I think offsetting is still the best option.

if you want to get self collisions (which i see from the comments), then offset the (input) position of the raycast by some small amount in the direction of it's velocity [normalize the velocity then scale my small value, then add to position, and this position is source position of raycast].

Through this, it is offset in the directions it is casting and won't hit itself.

If it has no velocity, then calculate as no hit. if you still want to check if it hit itself, then you could input the index into the value input (set it to integer) and compare the output if equal to the index; if it is, then it hit itself (the same vert that cast) so consider it no hit.

I hope this helps.

(btw if you always want the same offset out from the point, then take the sign (not sine) of the dot product between the normal and direction (normalized) and multiply the epsilon (the small value offset) and scale the normal by that and add that to the position (this all as the source position))
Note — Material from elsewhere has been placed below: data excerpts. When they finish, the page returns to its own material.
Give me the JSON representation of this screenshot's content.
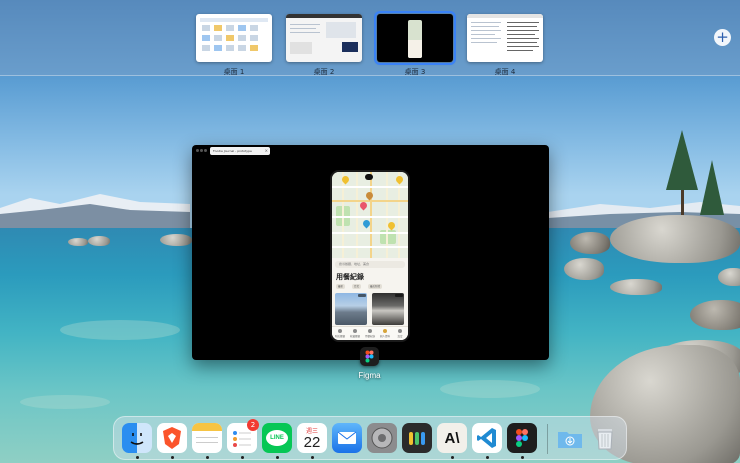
{
  "spaces": [
    {
      "label": "桌面 1",
      "active": false
    },
    {
      "label": "桌面 2",
      "active": false
    },
    {
      "label": "桌面 3",
      "active": true
    },
    {
      "label": "桌面 4",
      "active": false
    }
  ],
  "add_space": {
    "label": "+"
  },
  "window": {
    "app_name": "Figma",
    "tab_title": "Foodie Journal - prototype",
    "tab_close": "×",
    "phone": {
      "search_placeholder": "搜尋餐廳、地址、美食",
      "heading": "用餐紀錄",
      "chips": [
        "最新",
        "台北",
        "最近新增"
      ],
      "tabbar": [
        "附近餐廳",
        "收藏餐廳",
        "用餐紀錄",
        "個人資料",
        "設定"
      ]
    }
  },
  "dock": {
    "items": [
      {
        "name": "finder",
        "icon": "finder-icon",
        "running": true
      },
      {
        "name": "brave",
        "icon": "brave-icon",
        "running": true
      },
      {
        "name": "notes",
        "icon": "notes-icon",
        "running": true
      },
      {
        "name": "reminders",
        "icon": "reminders-icon",
        "running": true,
        "badge": "2"
      },
      {
        "name": "line",
        "icon": "line-icon",
        "running": true,
        "text": "LINE"
      },
      {
        "name": "calendar",
        "icon": "calendar-icon",
        "running": true,
        "weekday": "週三",
        "day": "22"
      },
      {
        "name": "mail",
        "icon": "mail-icon",
        "running": false
      },
      {
        "name": "system-settings",
        "icon": "gear-icon",
        "running": false
      },
      {
        "name": "keychain-access",
        "icon": "keys-icon",
        "running": false
      },
      {
        "name": "anthropic-claude",
        "icon": "anthropic-icon",
        "running": true,
        "text": "A\\"
      },
      {
        "name": "vscode",
        "icon": "vscode-icon",
        "running": true
      },
      {
        "name": "figma",
        "icon": "figma-icon",
        "running": true
      },
      {
        "name": "downloads",
        "icon": "downloads-folder-icon",
        "running": false
      },
      {
        "name": "trash",
        "icon": "trash-icon",
        "running": false
      }
    ]
  },
  "colors": {
    "accent": "#3a82f7",
    "badge": "#f13a32"
  }
}
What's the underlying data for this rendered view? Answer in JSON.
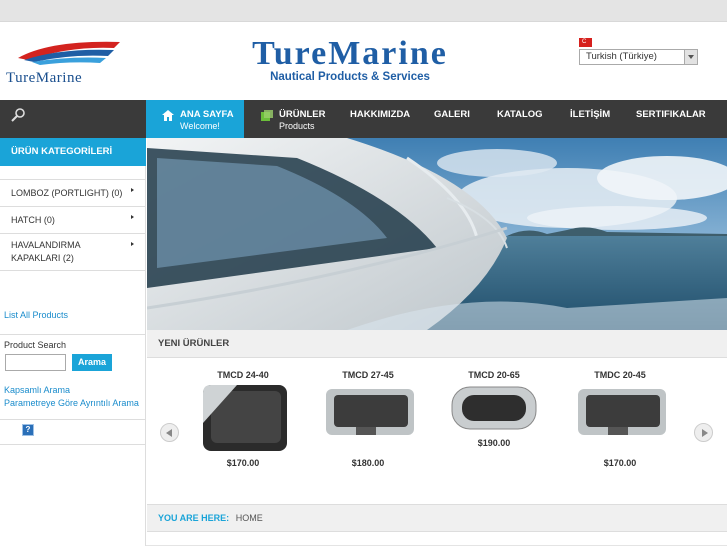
{
  "header": {
    "logo_text": "TureMarine",
    "brand_title": "TureMarine",
    "brand_tagline": "Nautical Products & Services",
    "language_selected": "Turkish (Türkiye)",
    "flag_text": "C"
  },
  "nav": {
    "items": [
      {
        "label": "ANA SAYFA",
        "sub": "Welcome!"
      },
      {
        "label": "ÜRÜNLER",
        "sub": "Products"
      },
      {
        "label": "HAKKIMIZDA",
        "sub": ""
      },
      {
        "label": "GALERI",
        "sub": ""
      },
      {
        "label": "KATALOG",
        "sub": ""
      },
      {
        "label": "İLETİŞİM",
        "sub": ""
      },
      {
        "label": "SERTIFIKALAR",
        "sub": ""
      }
    ]
  },
  "sidebar": {
    "heading": "ÜRÜN KATEGORİLERİ",
    "categories": [
      {
        "label": "LOMBOZ (PORTLIGHT) (0)"
      },
      {
        "label": "HATCH (0)"
      },
      {
        "label": "HAVALANDIRMA KAPAKLARI (2)"
      }
    ],
    "list_all": "List All Products",
    "product_search_label": "Product Search",
    "search_button": "Arama",
    "advanced_search": "Kapsamlı Arama",
    "parametric_search": "Parametreye Göre Ayrıntılı Arama",
    "help_icon_text": "?"
  },
  "new_products": {
    "heading": "YENI ÜRÜNLER",
    "items": [
      {
        "name": "TMCD 24-40",
        "price": "$170.00"
      },
      {
        "name": "TMCD 27-45",
        "price": "$180.00"
      },
      {
        "name": "TMCD 20-65",
        "price": "$190.00"
      },
      {
        "name": "TMDC 20-45",
        "price": "$170.00"
      }
    ]
  },
  "breadcrumb": {
    "label": "YOU ARE HERE:",
    "current": "HOME"
  },
  "colors": {
    "accent": "#1aa4d8",
    "nav_bg": "#3a3a3a",
    "brand": "#1f5ea5"
  }
}
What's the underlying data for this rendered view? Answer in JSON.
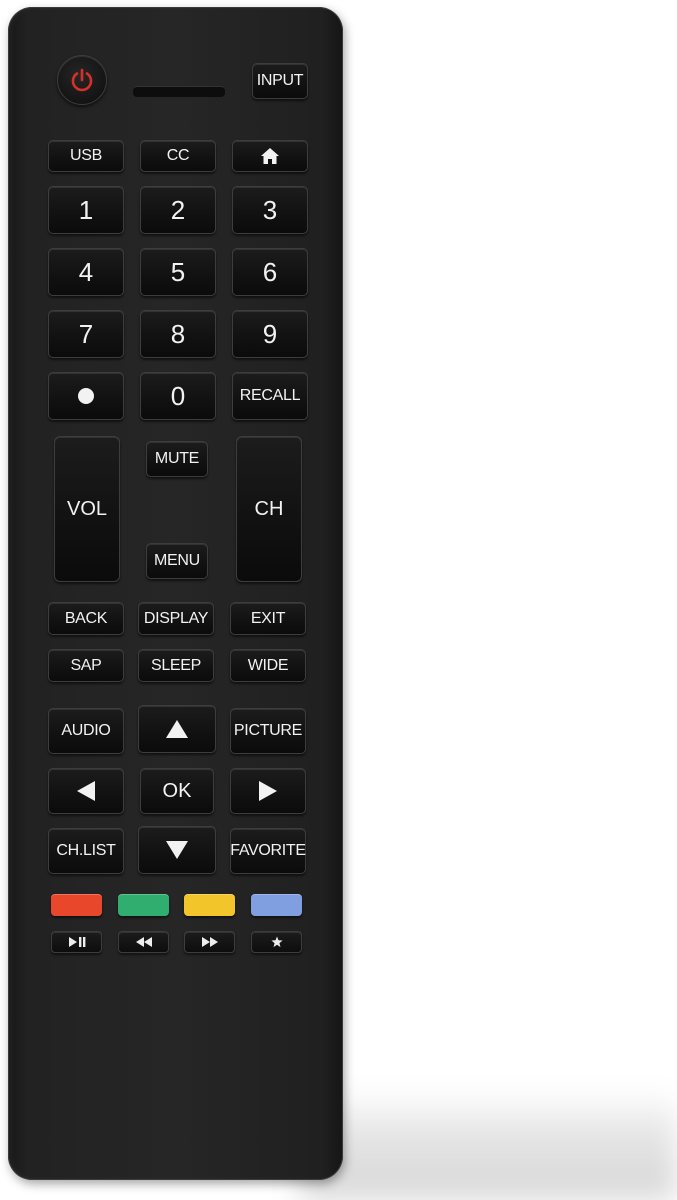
{
  "remote": {
    "top": {
      "input": "INPUT"
    },
    "row1": {
      "usb": "USB",
      "cc": "CC"
    },
    "digits": [
      "1",
      "2",
      "3",
      "4",
      "5",
      "6",
      "7",
      "8",
      "9"
    ],
    "row_last": {
      "zero": "0",
      "recall": "RECALL"
    },
    "center": {
      "vol": "VOL",
      "ch": "CH",
      "mute": "MUTE",
      "menu": "MENU"
    },
    "func1": {
      "back": "BACK",
      "display": "DISPLAY",
      "exit": "EXIT"
    },
    "func2": {
      "sap": "SAP",
      "sleep": "SLEEP",
      "wide": "WIDE"
    },
    "nav": {
      "audio": "AUDIO",
      "picture": "PICTURE",
      "ok": "OK",
      "chlist": "CH.LIST",
      "favorite": "FAVORITE"
    },
    "color_keys": {
      "red": "#e8472c",
      "green": "#2fae6f",
      "yellow": "#f2c62a",
      "blue": "#7f9fe0"
    },
    "icons": {
      "power": "power-icon",
      "home": "home-icon",
      "dot": "dot-icon",
      "up": "arrow-up-icon",
      "down": "arrow-down-icon",
      "left": "arrow-left-icon",
      "right": "arrow-right-icon",
      "play_pause": "play-pause-icon",
      "rewind": "rewind-icon",
      "fast_forward": "fast-forward-icon",
      "star": "star-icon"
    }
  }
}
If you want to recreate raycast, you'd have to loop through all faces per vertex. This is a complexity of $xn$ (close to $x^2$); $x$ being vertices and $n$ being faces [but really it's more, because per face you have to go through it's vertices etc.). It's possible, but not recommended.

two ways of doing it.

  1. Repeat Zone -

    • set iterations to the vert count
    • and in each iteration have every face sample a single vertexes directory and position and do an intersection
      (you also might have to triangulate the mesh to make the calculation).
    • capture (or store) the hit position of the intersection on that vertex.
      this repeats for all vertices.
    • You'll get multiple answers if it intersects multiple faces. You have to use a dot product or something and compare the one with the least distance that isn't that of the vertex itself.
  2. Same thing but duplicate the mesh $n$ times.

    • for each duplicate use the duplicate index to sample the index with Index.
    • to sample back to the vertex use the vertex index + and accumulate ......🤷‍♂️

Anyway, I highly don't recommend.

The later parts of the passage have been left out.